There's a time to use those tests and there are times when you use different methodologies such as surveys, web analytics data and other things. You need both the qualitative and the quantitative data. I recommend going to conferences. The search conferences I like are Search Marketing Expo and if you're a total, total techy geek type of person there's TREC which is fantastic. It's been going on for many years. There's the Information Architecture Resource library and, to be honest, I have taken courses, even me, I will go and take courses over again to make sure I understand the basics and I have actually gotten training in Human Factors International; it's humanfactors.com and it's in all different countries and I've taken many courses from Dr Jakob Nielsen.
So I highly encourage people to start there.
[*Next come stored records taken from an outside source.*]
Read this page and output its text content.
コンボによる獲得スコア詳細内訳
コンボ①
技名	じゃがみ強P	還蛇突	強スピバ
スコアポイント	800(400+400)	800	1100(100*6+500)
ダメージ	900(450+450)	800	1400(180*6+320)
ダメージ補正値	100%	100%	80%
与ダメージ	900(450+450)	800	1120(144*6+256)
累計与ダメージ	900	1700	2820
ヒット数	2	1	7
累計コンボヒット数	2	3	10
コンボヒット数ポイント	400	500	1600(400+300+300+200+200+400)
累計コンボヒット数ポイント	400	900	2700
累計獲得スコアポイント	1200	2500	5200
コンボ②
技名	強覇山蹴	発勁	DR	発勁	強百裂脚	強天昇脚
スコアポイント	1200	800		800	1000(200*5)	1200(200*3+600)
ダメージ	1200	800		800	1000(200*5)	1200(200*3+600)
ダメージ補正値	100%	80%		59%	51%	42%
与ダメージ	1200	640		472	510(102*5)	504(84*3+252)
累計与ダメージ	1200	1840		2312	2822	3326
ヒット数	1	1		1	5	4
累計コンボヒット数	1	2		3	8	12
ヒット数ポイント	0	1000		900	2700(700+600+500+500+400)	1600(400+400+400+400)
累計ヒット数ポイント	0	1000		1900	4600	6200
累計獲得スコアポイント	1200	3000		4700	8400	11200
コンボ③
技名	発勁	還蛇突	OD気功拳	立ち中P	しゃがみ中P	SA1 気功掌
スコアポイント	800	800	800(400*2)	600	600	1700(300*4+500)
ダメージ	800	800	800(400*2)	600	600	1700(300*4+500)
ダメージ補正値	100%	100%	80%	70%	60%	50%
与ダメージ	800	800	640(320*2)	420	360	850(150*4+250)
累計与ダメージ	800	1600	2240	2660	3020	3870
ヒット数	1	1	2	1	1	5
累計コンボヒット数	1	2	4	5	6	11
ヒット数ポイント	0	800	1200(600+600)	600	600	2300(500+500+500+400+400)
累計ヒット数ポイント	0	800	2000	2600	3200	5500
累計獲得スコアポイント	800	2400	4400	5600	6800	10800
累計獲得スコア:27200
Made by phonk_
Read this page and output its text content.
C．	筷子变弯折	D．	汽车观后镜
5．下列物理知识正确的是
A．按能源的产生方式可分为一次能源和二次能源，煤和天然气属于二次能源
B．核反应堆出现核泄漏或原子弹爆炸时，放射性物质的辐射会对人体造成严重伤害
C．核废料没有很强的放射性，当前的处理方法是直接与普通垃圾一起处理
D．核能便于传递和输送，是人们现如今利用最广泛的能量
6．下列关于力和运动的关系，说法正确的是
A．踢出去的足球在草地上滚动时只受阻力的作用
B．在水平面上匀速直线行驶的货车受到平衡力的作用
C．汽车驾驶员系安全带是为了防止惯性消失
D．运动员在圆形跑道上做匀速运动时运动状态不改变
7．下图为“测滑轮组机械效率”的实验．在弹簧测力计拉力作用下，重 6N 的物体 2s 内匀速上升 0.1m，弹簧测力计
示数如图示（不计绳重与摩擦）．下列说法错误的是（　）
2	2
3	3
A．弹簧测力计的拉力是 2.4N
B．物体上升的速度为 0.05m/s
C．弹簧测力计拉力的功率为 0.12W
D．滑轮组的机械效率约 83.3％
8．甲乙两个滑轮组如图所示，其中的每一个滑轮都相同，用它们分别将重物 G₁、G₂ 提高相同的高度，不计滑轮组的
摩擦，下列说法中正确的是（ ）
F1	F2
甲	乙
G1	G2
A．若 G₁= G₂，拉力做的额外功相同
I also encourage people to get a mentor if there is an area of UX you don't understand and want to learn more about; you know I tell people, join UXPA, join Information Architecture Institute, join SEMPO, there's different organisations and you can find a mentor. In fact my mentors, most of them are not from the US and I have been able to help them as much as they have been able to help me.
Gerry
Shari Thurow, thanks so much for joining me today on the User Experience podcast.
Shari
Thank you and I hope you all have a good day.
[You can view an extensive list of resources on Shari's website.]